Marcin Hakiel i Dominika. Miłości nie przeszkadza różnica wieku
Marcin Hakiel po zawirowaniach życiowych (rozwód z Kasią Cichopek, rozstanie z kolejną partnerką) znalazł szczęście u boku pięknej Dominiki. Zakochani zdecydowanie nie kryją się ze swoim gorącym uczuciem, czemu dają wyraz w mediach społecznościowych. Dla uczestnika najnowszej edycji programu "Taniec z gwiazdami" i jego partnerki przeszkodą w miłości nie jest spora różnica wieku, która ich dzieli. Ostatnio Dominika zdradziła, że jest młodsza od Marcina Hakiela o 9 lat. Pewien niesmak wśród części internautów wzbudzają niektóre zdjęcia zakochanej pary. Do historii Instagrama przeszło pikantne zdjęcie Marcina Hakiela i Dominiki w windzie. Potem partnerka tancerza zwróciła się do hejterów w osobliwy sposób, zamieszczając zdjęcie... maści na ból odbytu. - Polecam serdecznie dla wszystkich, którzy są niezadowoleni ze swojego życia, sylwetki lub partnera. Ja nic nie muszę, tylko mogę i nie będę za to przepraszać. P.S. Niektórym polecam od razu dwa opakowania, jedno może nie starczyć na taki rozmiar bólu - napisała ironicznie Dominika. Okazuje się jednak, że Marcin Hakiel nie konsultował z ukochaną tego, co wrzuca do sieci. Dostał od niej za to ochrzan!
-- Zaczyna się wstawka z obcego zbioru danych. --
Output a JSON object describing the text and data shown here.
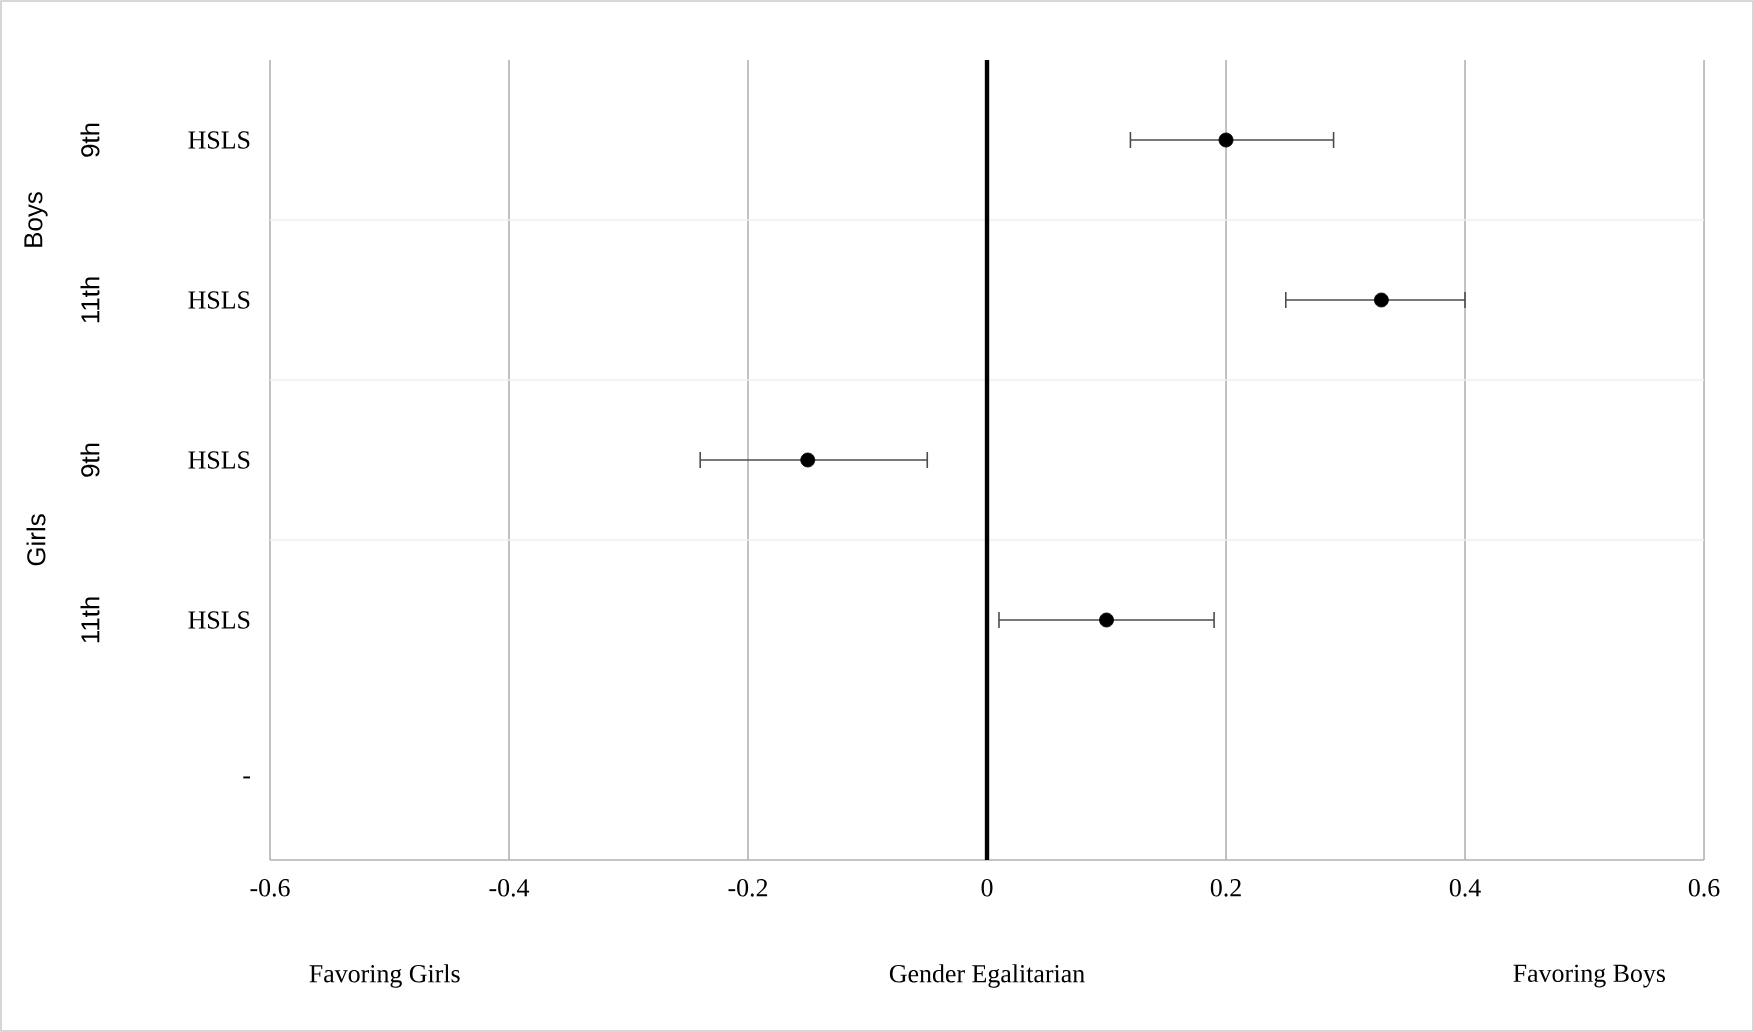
{
  "chart_data": {
    "type": "scatter",
    "orientation": "horizontal",
    "categories": [
      "HSLS",
      "HSLS",
      "HSLS",
      "HSLS",
      "-"
    ],
    "series": [
      {
        "color": "#000000",
        "values": [
          0.2,
          0.33,
          -0.15,
          0.1,
          null
        ],
        "errors": [
          [
            0.12,
            0.29
          ],
          [
            0.25,
            0.4
          ],
          [
            -0.24,
            -0.05
          ],
          [
            0.01,
            0.19
          ],
          null
        ]
      }
    ],
    "xlim": [
      -0.6,
      0.6
    ],
    "xticks": [
      -0.6,
      -0.4,
      -0.2,
      0,
      0.2,
      0.4,
      0.6
    ],
    "grid": "x",
    "marker": "circle",
    "ref_lines": [
      {
        "axis": "x",
        "value": 0,
        "color": "#000000"
      }
    ],
    "annotations": [
      "9th",
      "11th",
      "9th",
      "11th",
      "Boys",
      "Girls",
      "Favoring Girls",
      "Gender Egalitarian",
      "Favoring Boys"
    ]
  }
}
W naszej galerii prezentujemy zdjęcia Marcina Hakiela i Dominiki na premierze filmu "Napoleon". Wszystko przyćmiły buty-lustro tancerza!
Marcin Hakiel dostał burę od Dominiki. "Ej, stary"
Partnerka gwiazdora "Tańca z gwiazdami" przyznała, że jej chłopak dostał burę, ale chyba nie była ona zbyt mocna. Wygląda jednak na to, że nie zawsze między partnerami jest tak różowo jak na zdjęciach na Instagramie. - Zdarzało mi się powiedzieć: "Ej, stary, może zapytasz mnie, zanim coś wrzucisz" - wyjawiła dziewczyna Marcina Hakiela. Dominika odniosła się też do nagrania, na którym zobaczyć można było bosą stopę Marcina Hakiela w jej objęciach. Część internautów była oburzona filmikiem. Dziewczyna tancerza jednak się tym nie przejmuje. - Aczkolwiek nie przekraczaliśmy żadnej granicy. Jeżeli kogoś oburza zdjęcie z łóżka z gołą stopą, no to ja nie wiem, jak powstały dzieci na świecie. Dla mnie to jest śmieszne, ale generalnie uważam, że nasze zdjęcia są spoko, nie ma ich dużo. Może wcześniej było ich troszkę więcej, teraz jest tak optymalnie, raczej normalnie - oceniła Dominika.